By Kris Tait, managing director, Croud

People love to support independent businesses with a strong sense of identity and ethics — and DTC brands tend to provide exactly that. As such, the retail industry has seen independent retailers like Reformation, Glossier and Everlane explode in popularity, providing specialist products and showcasing the sort of category growth that many traditional retailers could only dream of.

The next logical step for DTC businesses looking to expand would be to leverage a new sales channel to meet demand and grow the business. And where better to do that than a reseller? Imagine: your beloved products displayed on the likes of Amazon or Sephora, alongside some of the biggest names in the industry.

This can be an excellent strategic move. Brands get significant exposure and can take advantage of the easy buying process afforded by the likes of Amazon, such as faster shipping and a frictionless purchase journey, which provides greater convenience to the consumer.

Yet what we’re seeing time and time again is that businesses are adding new channels into the mix without changing anything in the way they buy media, or their understanding of how their customers’ purchase behavior changes.

Subsequently, sales to their once fast-growth website start to plateau or even decline. But if overall and incremental sales are going up, everyone should be happy — right? Not so much. This growth can put the ecommerce team responsible for website sales in a tricky position. However, there are ways DTC brands can confidently and effectively expand into new channels without losing control of sales or the consumer journey.

Sing from the same hymn sheet
Before building a house, it’s important to lay a solid foundation.This logic is no different when working alongside resellers. It’s easy to forget that when a business is leveraged, a certain amount of control is relinquished, so it’s important that everything is in order with the current business before making this significant step.

The first step to selling with resellers is to impact a cultural change across the whole business. Ensure every stakeholder — from internal teams to affiliates, resellers and distribution companies — understands the agreed upon growth strategy and speaks the same language across the board; or else it’s very easy for a business to become siloed and lose the big picture.

The effects of not doing this early on, and therefore staying siloed, can be felt deeply. A popular wellness brand I know started leveraging Amazon as a sales platform earlier this year, but found it challenging to drive incremental sales, and not just shift where customers were buying from. When faced with the choice, consumers shopped with Amazon over direct channels. Rather than recognize the movement of sales from one channel to another, the brand continued to plough investment into their own website, expecting the same ROAS. Naturally, this left the team responsible for website sales scratching their heads as to why the results of their marketing efforts were decreasing over time.

The solution, of course, would be to have a clear, cohesive measurement strategy across the entire business and all departments working toward the same goal. If the consumer has an easier experience buying from Amazon over your website, lean into it — and don’t battle against it.

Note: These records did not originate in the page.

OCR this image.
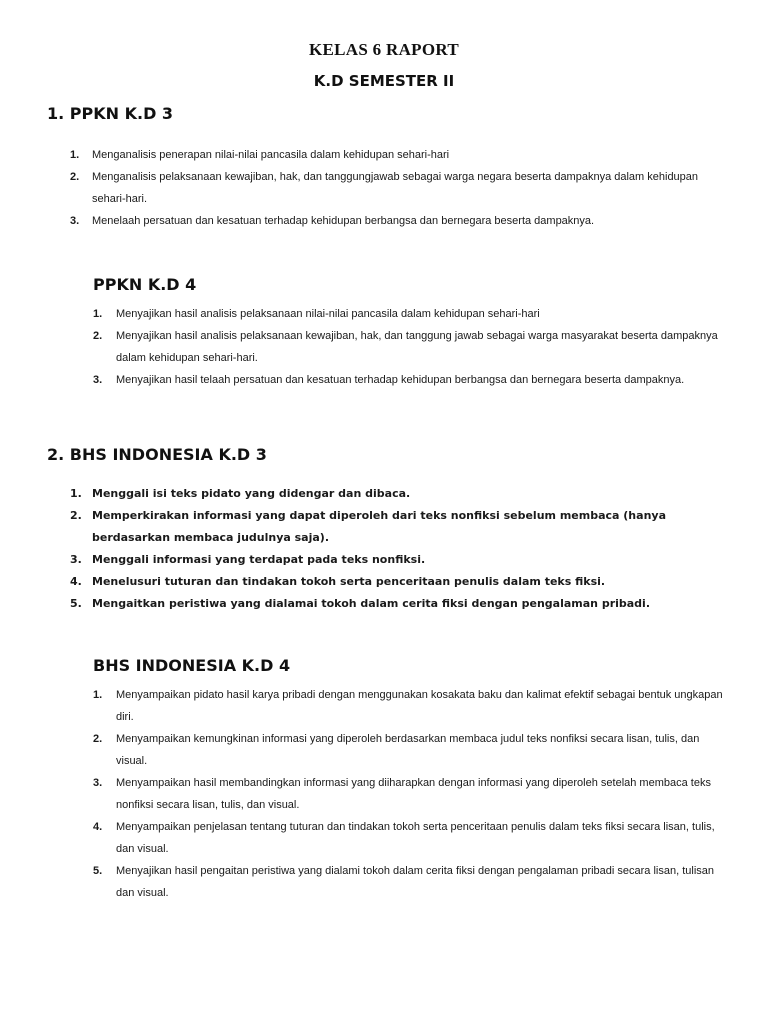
KELAS 6 RAPORT
K.D SEMESTER II
1. PPKN K.D 3
1.	Menganalisis penerapan nilai-nilai pancasila dalam kehidupan sehari-hari
2.	Menganalisis pelaksanaan kewajiban, hak, dan tanggungjawab sebagai warga negara beserta dampaknya dalam kehidupan sehari-hari.
3.	Menelaah persatuan dan kesatuan terhadap kehidupan berbangsa dan bernegara beserta dampaknya.
PPKN K.D 4
1.	Menyajikan hasil analisis pelaksanaan nilai-nilai pancasila dalam kehidupan sehari-hari
2.	Menyajikan hasil analisis pelaksanaan kewajiban, hak, dan tanggung jawab sebagai warga masyarakat beserta dampaknya dalam kehidupan sehari-hari.
3.	Menyajikan hasil telaah persatuan dan kesatuan terhadap kehidupan berbangsa dan bernegara beserta dampaknya.
2. BHS INDONESIA K.D 3
1. Menggali isi teks pidato yang didengar dan dibaca.
2. Memperkirakan informasi yang dapat diperoleh dari teks nonfiksi sebelum membaca (hanya berdasarkan membaca judulnya saja).
3. Menggali informasi yang terdapat pada teks nonfiksi.
4. Menelusuri tuturan dan tindakan tokoh serta penceritaan penulis dalam teks fiksi.
5. Mengaitkan peristiwa yang dialamai tokoh dalam cerita fiksi dengan pengalaman pribadi.
BHS INDONESIA K.D 4
1.	Menyampaikan pidato hasil karya pribadi dengan menggunakan kosakata baku dan kalimat efektif sebagai bentuk ungkapan diri.
2.	Menyampaikan kemungkinan informasi yang diperoleh berdasarkan membaca judul teks nonfiksi secara lisan, tulis, dan visual.
3.	Menyampaikan hasil membandingkan informasi yang diiharapkan dengan informasi yang diperoleh setelah membaca teks nonfiksi secara lisan, tulis, dan visual.
4.	Menyampaikan penjelasan tentang tuturan dan tindakan tokoh serta penceritaan penulis dalam teks fiksi secara lisan, tulis, dan visual.
5.	Menyajikan hasil pengaitan peristiwa yang dialami tokoh dalam cerita fiksi dengan pengalaman pribadi secara lisan, tulisan dan visual.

Choose the approach to measurement, and do it really well
To this point, it is crucial to agree the measurement framework against which you’ll judge success across the business upfront. Without measurement, businesses won’t necessarily be clear as to where sales are coming from and therefore won’t have the correct data informing them of where to invest next.

Too many businesses rely on outdated measurement methods and are then surprised when their marketing efforts don’t deliver incredible results. Take the last-click attribution model: so many businesses are using this as a method of measurement when it fails to take into account the actual customer journey. Should an affiliate be getting the credit they often do for the sale when a consumer is simply searching for a coupon, after having already decided what they want to buy? The answer is most likely no. Consumers are shopping across different devices and touchpoints, and their relationship with a business — and path to purchase — is far more convoluted than it once was.

As technology has reshaped the way audiences shop, businesses of all kinds must make the switch to multi-touch attribution measurement and take into account the full customer buying journey. This will ensure your efforts to reach new customers do not go to waste and more of your budget can be invested into truly driving incremental business. Once a solid method of measurement is established, it must be consistent across the entire business. This means when new channels like Amazon are added, that sales data is available to your whole business. Otherwise teams will continue working in silos, competing against each other for the same customer.

Embracing resellers can be a great way for DTC businesses to expand, but brands need to understand how this will inevitably change their revenue split between channels. Most importantly, it’s key to recognize how this will change the way their customers buy their products in the future. Ultimately the aim is incremental sales, not cannibalization of sales you were already getting from your website.